Will Lockheed Martin Stock Face Headwinds From An Underperforming Sikorsky?

  • Lockheed Martin has warned investors that its newly acquired Sikorsky helicopter unit could underperform in 2016.
  • The company says that low oil prices are to blame for this scenario.
  • How will this development impact Lockheed Martin stock?

Leading defense equipment manufacturer Lockheed Martin (NYSE:LMT) has fired a warning to investors regarding its new Sikorsky helicopter unit saying it could badly underperform expectations and pull down the company’s performance in the process. Lockheed says Sikorsky, which the company bought for $9B from United Technologies (NYSE:UTX) could see significantly lower sales in FY16 due to oil prices which have continued to fall (Oil companies use commercial helicopters like Sikorsky to shuttle their employees to offshore platforms). Indeed, Lockheed Martin CFO Bruce Tanner told analysts last month that the company had already cut its projections for commercial helicopter sales by half since July 2015 when the Sikorsky deal was first announced. Lockheed now seems to be unusually pessimistic about Sikorsky's prospects, and says it’s not sure if it will see any cost synergies that it had anticipated from integrating Sikorsky with its core defense aircraft business:

"We believe that we will benefit from the integration of our products and technologies with those of the Sikorsky business and realize synergies and potential for long-term growth, as well as expanded capabilities and customer relationships as a result of the acquisition," Lockheed Martin said in a 10-K filing.

"However, the integration process is complex, costly and time-consuming and we may not be able to capture anticipated synergies, tax benefits, cost savings, and business opportunities in the time frame anticipated, or at all.’’

Now, this looks like boilerplate risk factors language and corporate double-speak from Lockheed Martin. After all oil prices were already in free fall by the time the deal was announced in July so Lockheed must have at least anticipated this risk to some degree. Moreover, Lockheed had already issued rather weak 2016 guidance with weaker-than-expected EPS. Lockheed Martin said that it expects 2016 revenue of $49.5B-$51.5B whose midpoint was above consensus of $49.52B by Wall Street. The company also said that it expects EPS of $11.45-$11.75, way lower than the consensus of $12.23.

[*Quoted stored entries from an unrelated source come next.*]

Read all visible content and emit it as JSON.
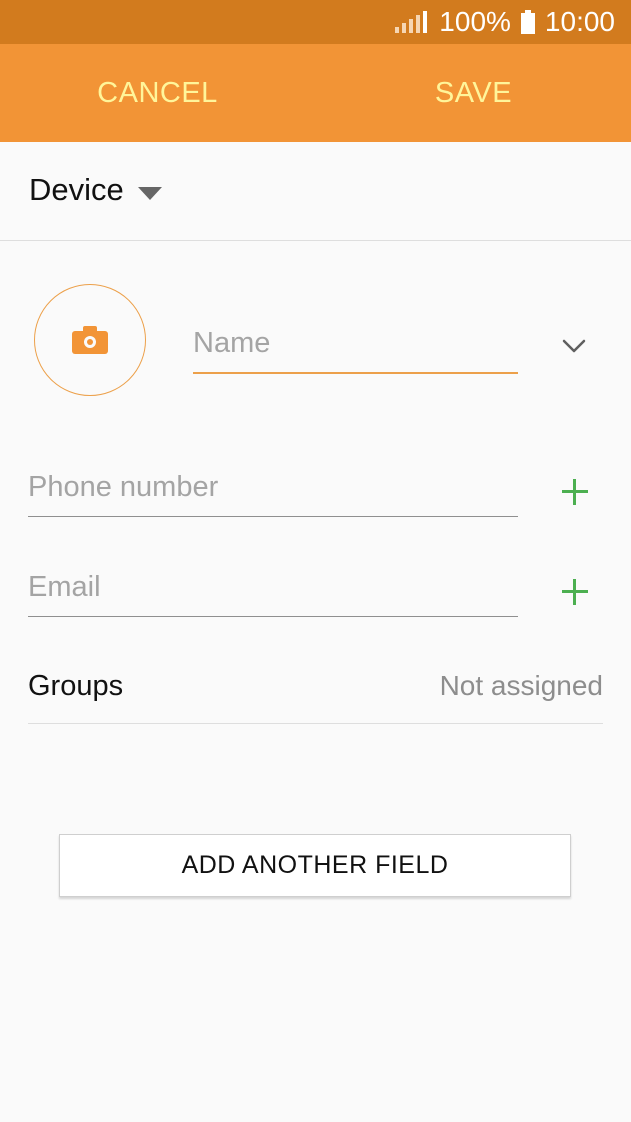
{
  "status_bar": {
    "battery_text": "100%",
    "time": "10:00",
    "icons": [
      "signal-icon",
      "battery-icon"
    ]
  },
  "app_bar": {
    "cancel_label": "CANCEL",
    "save_label": "SAVE",
    "background": "#f29436",
    "text_color": "#fff59a"
  },
  "account": {
    "label": "Device",
    "icon": "caret-down-icon"
  },
  "form": {
    "photo_icon": "camera-icon",
    "name_placeholder": "Name",
    "expand_icon": "chevron-down-icon",
    "phone_placeholder": "Phone number",
    "email_placeholder": "Email",
    "add_icon": "plus-icon",
    "groups_label": "Groups",
    "groups_value": "Not assigned",
    "add_field_label": "ADD ANOTHER FIELD"
  },
  "colors": {
    "accent": "#f29436",
    "status_bar": "#d27b1e",
    "add": "#4caf50"
  }
}
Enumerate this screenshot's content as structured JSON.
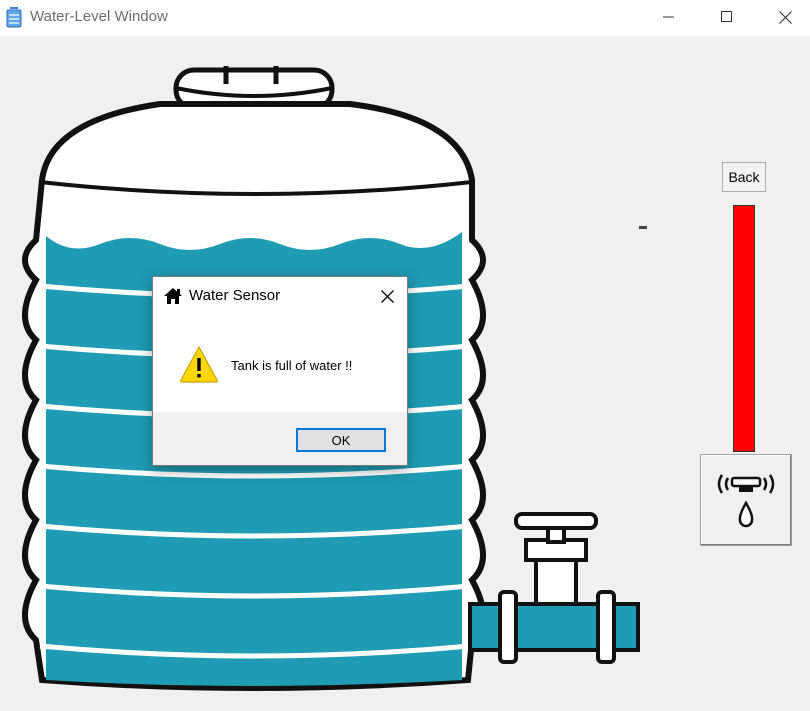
{
  "window": {
    "title": "Water-Level Window",
    "controls": [
      "minimize",
      "maximize",
      "close"
    ]
  },
  "icons": {
    "app": "water-tank-icon",
    "minimize": "minimize-icon",
    "maximize": "maximize-icon",
    "close": "close-icon",
    "dialog": "home-icon",
    "warning": "warning-icon",
    "sensor": "water-sensor-icon"
  },
  "main": {
    "back_label": "Back",
    "level": {
      "fill_fraction": 1.0,
      "color": "#ff0000"
    },
    "tank": {
      "water_color": "#1f9cb3",
      "outline_color": "#111111"
    }
  },
  "dialog": {
    "title": "Water Sensor",
    "message": "Tank is full of water !!",
    "ok_label": "OK",
    "accent": "#0078d7",
    "warning_color": "#ffd700"
  }
}
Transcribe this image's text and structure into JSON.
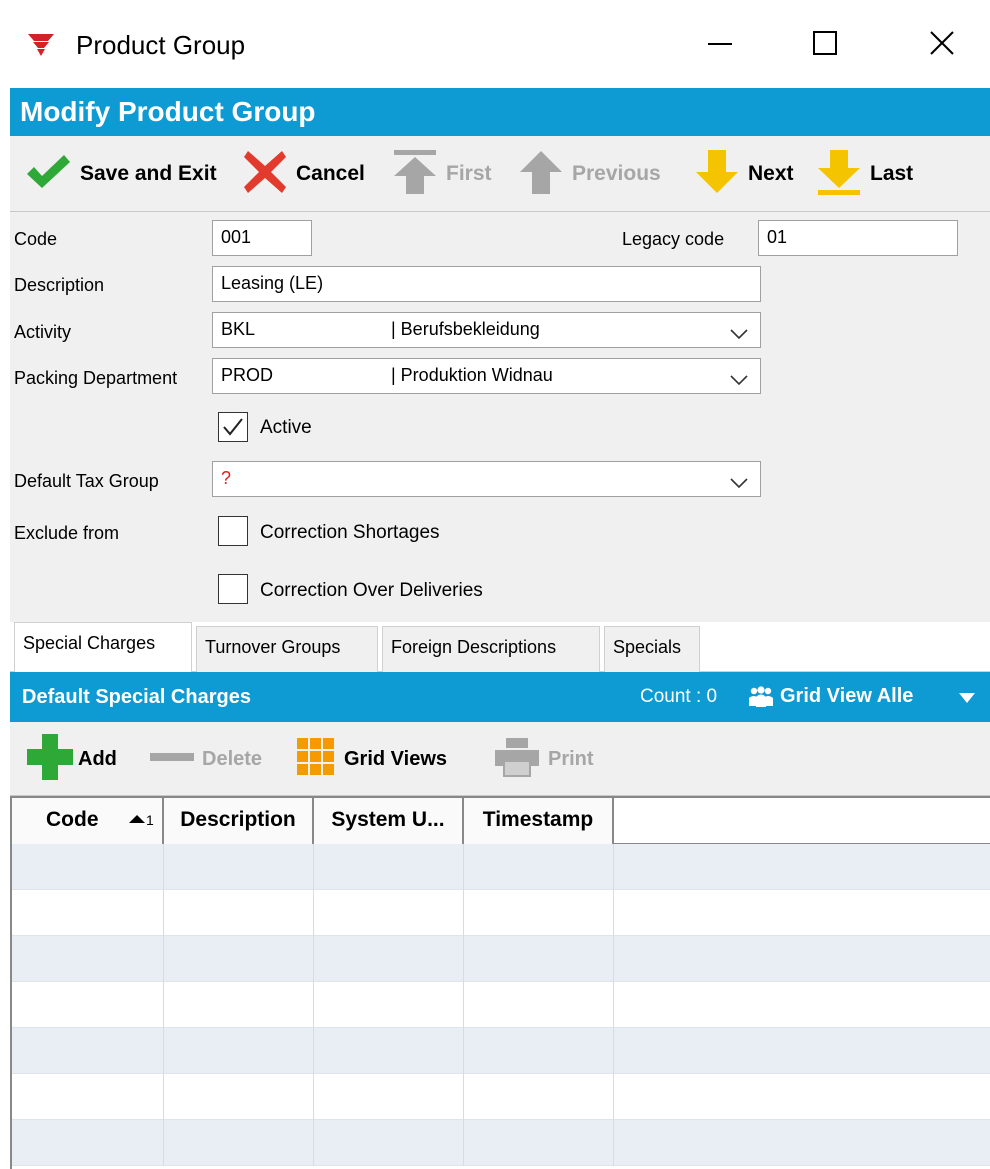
{
  "window": {
    "title": "Product Group",
    "app_icon": "company-logo-icon",
    "controls": [
      "minimize-icon",
      "maximize-icon",
      "close-icon"
    ]
  },
  "header": {
    "title": "Modify Product Group",
    "color": "#0e9ad2"
  },
  "toolbar": {
    "save": "Save and Exit",
    "cancel": "Cancel",
    "first": "First",
    "previous": "Previous",
    "next": "Next",
    "last": "Last"
  },
  "form": {
    "code_label": "Code",
    "code_value": "001",
    "legacy_label": "Legacy code",
    "legacy_value": "01",
    "description_label": "Description",
    "description_value": "Leasing (LE)",
    "activity_label": "Activity",
    "activity_code": "BKL",
    "activity_name": "| Berufsbekleidung",
    "packing_label": "Packing Department",
    "packing_code": "PROD",
    "packing_name": "| Produktion Widnau",
    "active_label": "Active",
    "active_checked": true,
    "tax_label": "Default Tax Group",
    "tax_value": "?",
    "exclude_label": "Exclude from",
    "shortages_label": "Correction Shortages",
    "shortages_checked": false,
    "over_label": "Correction Over Deliveries",
    "over_checked": false
  },
  "tabs": [
    "Special Charges",
    "Turnover Groups",
    "Foreign Descriptions",
    "Specials"
  ],
  "active_tab": "Special Charges",
  "section": {
    "title": "Default Special Charges",
    "count": "Count : 0",
    "grid_view": "Grid View Alle"
  },
  "grid_toolbar": {
    "add": "Add",
    "delete": "Delete",
    "grid_views": "Grid Views",
    "print": "Print"
  },
  "grid": {
    "columns": [
      "Code",
      "Description",
      "System U...",
      "Timestamp"
    ],
    "sort_indicator": "1",
    "rows": []
  }
}
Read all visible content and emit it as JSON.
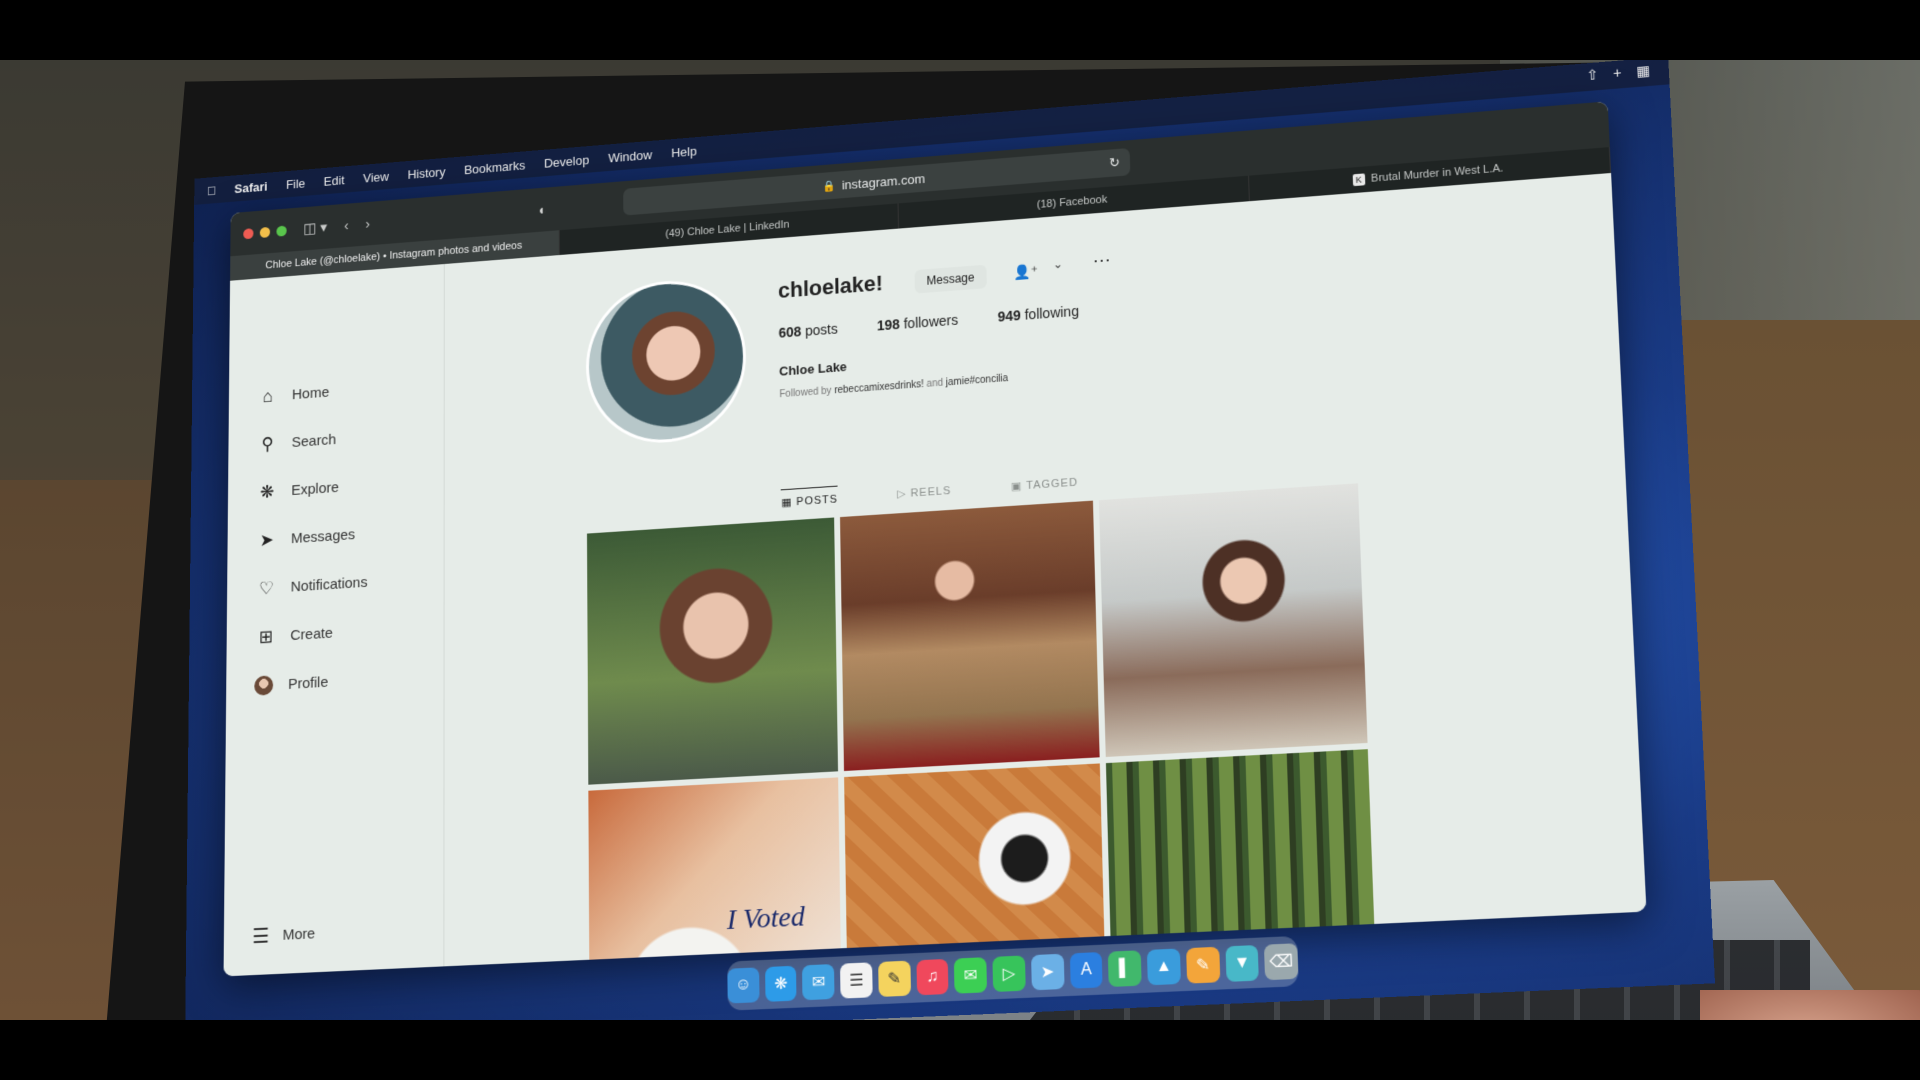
{
  "menubar": {
    "app": "Safari",
    "items": [
      "File",
      "Edit",
      "View",
      "History",
      "Bookmarks",
      "Develop",
      "Window",
      "Help"
    ],
    "tools": [
      "share-icon",
      "plus-icon",
      "tab-overview-icon"
    ]
  },
  "browser": {
    "url": "instagram.com",
    "tabs": [
      {
        "label": "Chloe Lake (@chloelake) • Instagram photos and videos",
        "active": true
      },
      {
        "label": "(49) Chloe Lake | LinkedIn",
        "active": false
      },
      {
        "label": "(18) Facebook",
        "active": false
      },
      {
        "label": "Brutal Murder in West L.A.",
        "active": false
      }
    ]
  },
  "sidebar": {
    "items": [
      {
        "label": "Home",
        "icon": "home-icon"
      },
      {
        "label": "Search",
        "icon": "search-icon"
      },
      {
        "label": "Explore",
        "icon": "compass-icon"
      },
      {
        "label": "Messages",
        "icon": "send-icon"
      },
      {
        "label": "Notifications",
        "icon": "heart-icon"
      },
      {
        "label": "Create",
        "icon": "plus-square-icon"
      },
      {
        "label": "Profile",
        "icon": "avatar"
      }
    ],
    "more": "More"
  },
  "profile": {
    "username": "chloelake!",
    "message_label": "Message",
    "posts": "608",
    "posts_label": "posts",
    "followers": "198",
    "followers_label": "followers",
    "following": "949",
    "following_label": "following",
    "full_name": "Chloe Lake",
    "followed_by_prefix": "Followed by",
    "followed_by_1": "rebeccamixesdrinks!",
    "followed_by_join": "and",
    "followed_by_2": "jamie#concilia"
  },
  "ig_tabs": [
    "POSTS",
    "REELS",
    "TAGGED"
  ],
  "posts_grid": [
    {
      "subject": "selfie in forest"
    },
    {
      "subject": "woman on bench"
    },
    {
      "subject": "woman in clothing store"
    },
    {
      "subject": "I Voted sticker",
      "text": "I Voted"
    },
    {
      "subject": "puppy"
    },
    {
      "subject": "forest trees"
    }
  ],
  "colors": {
    "accent": "#2a5fc4",
    "page_bg": "#e6ece8"
  }
}
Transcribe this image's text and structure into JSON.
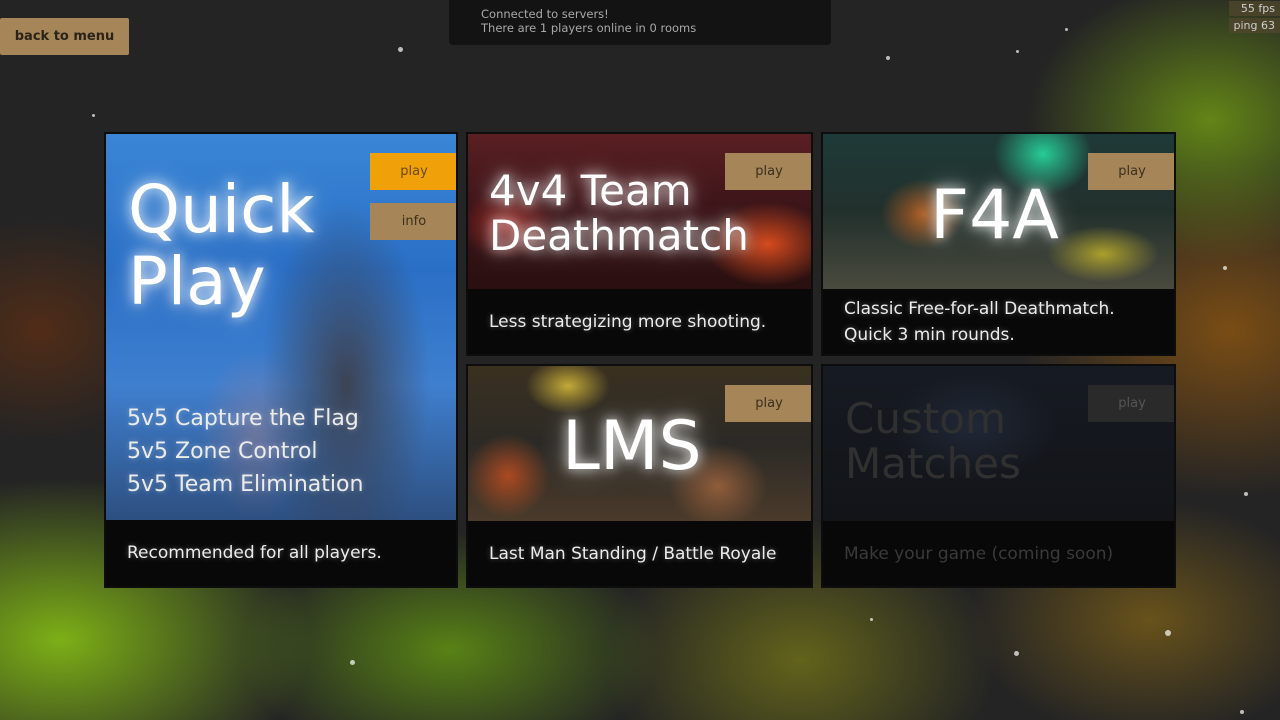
{
  "header": {
    "back_label": "back to menu",
    "status_line1": "Connected to servers!",
    "status_line2": "There are 1 players online in 0 rooms",
    "fps": "55 fps",
    "ping": "ping 63"
  },
  "modes": {
    "quickplay": {
      "title_line1": "Quick",
      "title_line2": "Play",
      "play_label": "play",
      "info_label": "info",
      "modes": [
        "5v5 Capture the Flag",
        "5v5 Zone Control",
        "5v5 Team Elimination"
      ],
      "description": "Recommended for all players."
    },
    "tdm": {
      "title_line1": "4v4 Team",
      "title_line2": "Deathmatch",
      "play_label": "play",
      "description": "Less strategizing more shooting."
    },
    "f4a": {
      "title": "F4A",
      "play_label": "play",
      "description_line1": "Classic Free-for-all Deathmatch.",
      "description_line2": "Quick 3 min rounds."
    },
    "lms": {
      "title": "LMS",
      "play_label": "play",
      "description": "Last Man Standing / Battle Royale"
    },
    "custom": {
      "title_line1": "Custom",
      "title_line2": "Matches",
      "play_label": "play",
      "description": "Make your game (coming soon)"
    }
  },
  "colors": {
    "button": "#a68658",
    "button_active": "#f0a10a",
    "background": "#242424"
  }
}
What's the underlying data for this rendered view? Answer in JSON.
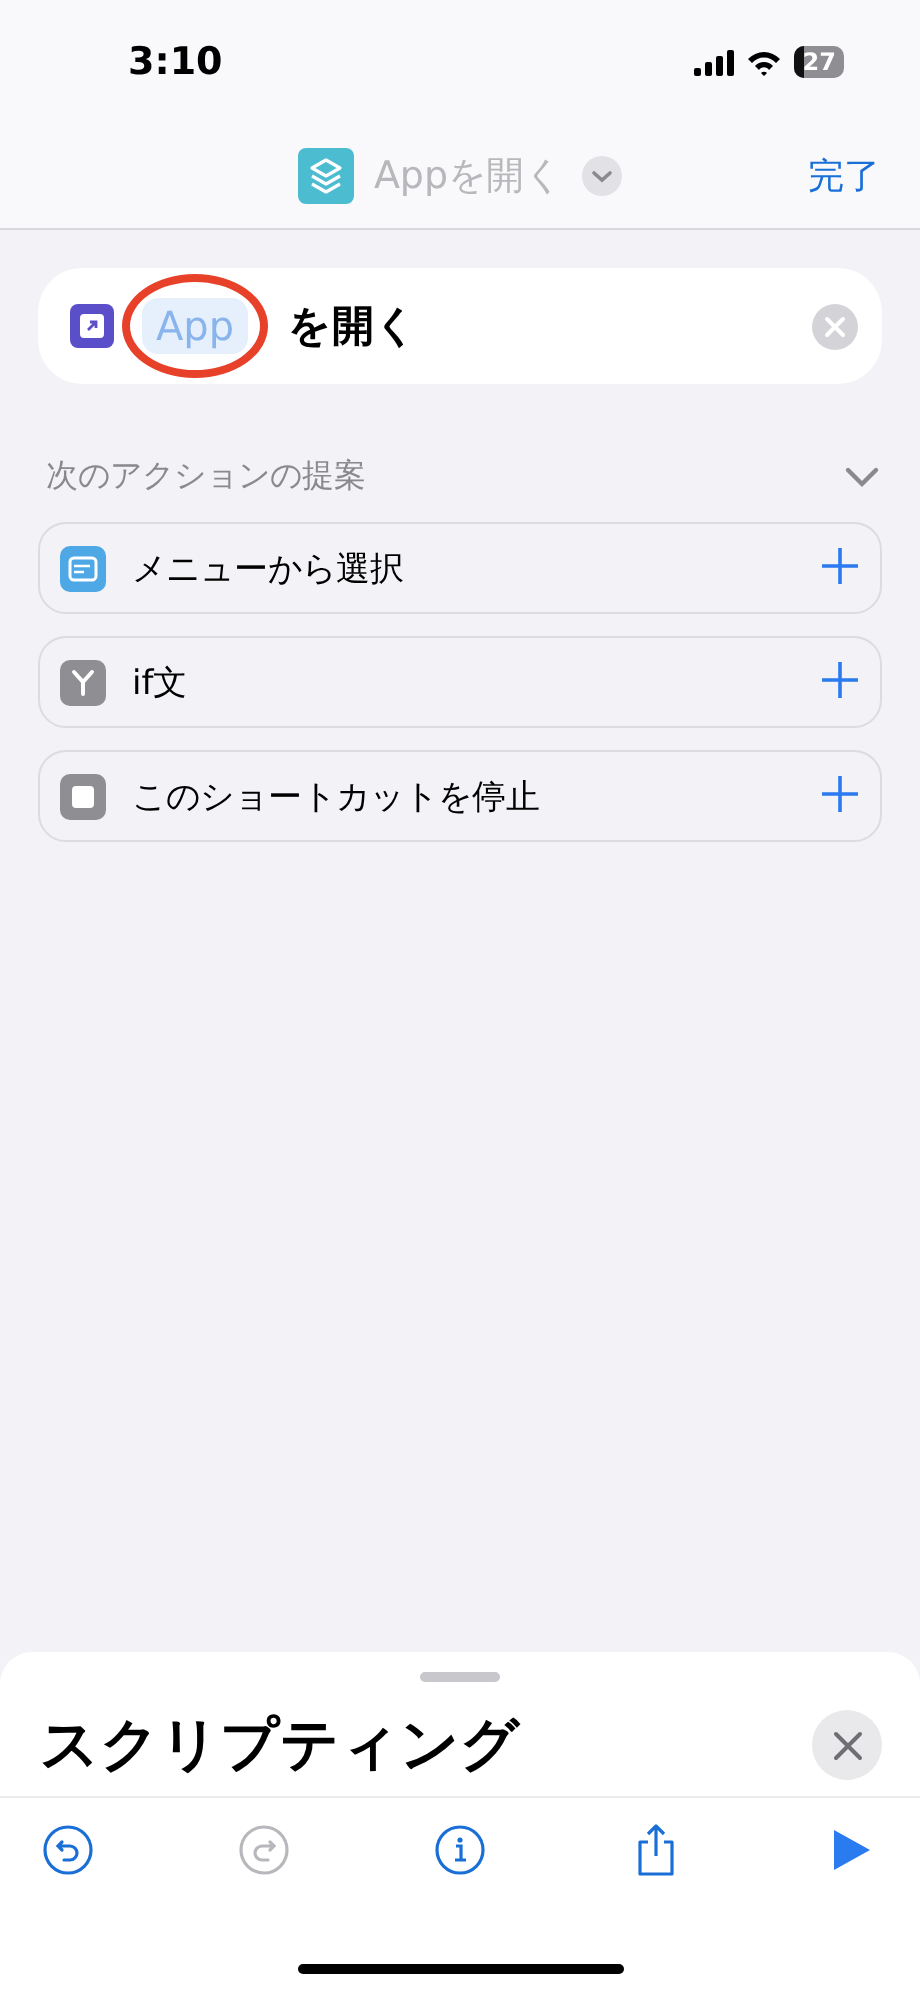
{
  "status_bar": {
    "time": "3:10",
    "battery": "27"
  },
  "nav": {
    "title": "Appを開く",
    "done": "完了"
  },
  "action": {
    "parameter": "App",
    "text": "を開く",
    "annotated": true
  },
  "suggestions": {
    "title": "次のアクションの提案",
    "expanded": true,
    "items": [
      {
        "label": "メニューから選択",
        "kind": "menu"
      },
      {
        "label": "if文",
        "kind": "if"
      },
      {
        "label": "このショートカットを停止",
        "kind": "stop"
      }
    ]
  },
  "sheet": {
    "title": "スクリプティング"
  },
  "toolbar": [
    {
      "kind": "undo",
      "disabled": false
    },
    {
      "kind": "redo",
      "disabled": true
    },
    {
      "kind": "info",
      "disabled": false
    },
    {
      "kind": "share",
      "disabled": false
    },
    {
      "kind": "run",
      "disabled": false
    }
  ]
}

Unless there is something else that the company is not telling investors, it appears as if Lockheed is basing its Sikorsky projection solely on low oil prices. The good news is that this is likely to be a temporary headwind. Several analysts have already begun tentatively calling the bottom of the oil market with Brent crude hovering around $35/barrel all week. Although bears see the current rally as having happened too early and say prices could retrace their way to $30/barrel or lower, this is definitely the first sustained rally the market has seen in months which is a positive sign.

Meanwhile, there are no reports yet of any order cancelations for Sikorsky, and few if any are likely to be forthcoming; at least not on the basis of low oil prices. Lockheed Martin recorded a healthy growth in order backlog during the last quarter after new orders jumped from $80B to $100B partly helped by healthy growth in Sikorsky orders. And, these orders had been placed in an environment of low oil prices. If oil prices continue to remain depressed, there is a possibility that several customers might withhold their orders. But ultimately older fleets will need replacing regardless of whether oil prices stay depressed or not so this is likely to be a temporary problem rather than a long-term issue.

Little Downside to Lockheed Martin Stock

Sikorsky's had revenues of $7.5B in 2014, or ~15% of Lockheed Martin’s revenue so a dramatic slowdown in the segment’s performance certainly can badly impact the company’s performance. But this scenario is not likely to affect the long-term performance of Lockheed Martin stock.

Although Lockheed Martin's F-35 program is still beset by many problems, the situation is likely to gradually improve for Lockheed. The company delivered 53 F-35 jets in 2015, good for 20% of Lockheed Martin's revenue, with a production ramp expected as the quarters roll on. With more than a trillion dollars in sunk costs, F-35 program life expectancy is expected to exceed 50 years. But that, of course, depends on the ability of F-35 to maintain technological superiority over enemy aircraft.

Lockheed stock is unlikely to be affected much by speed bumps such as Sikorsky's due to the fact that defense budgets tend to be quite immune to poor economic cycles. The defense budget for 2016 has already been finalized at $605B compared to $596B in 2014. With the infamous defense budget cuts now in the back mirror, Lockheed stock has little downside and could soar if F-35 production ramp and orders exceed expectations.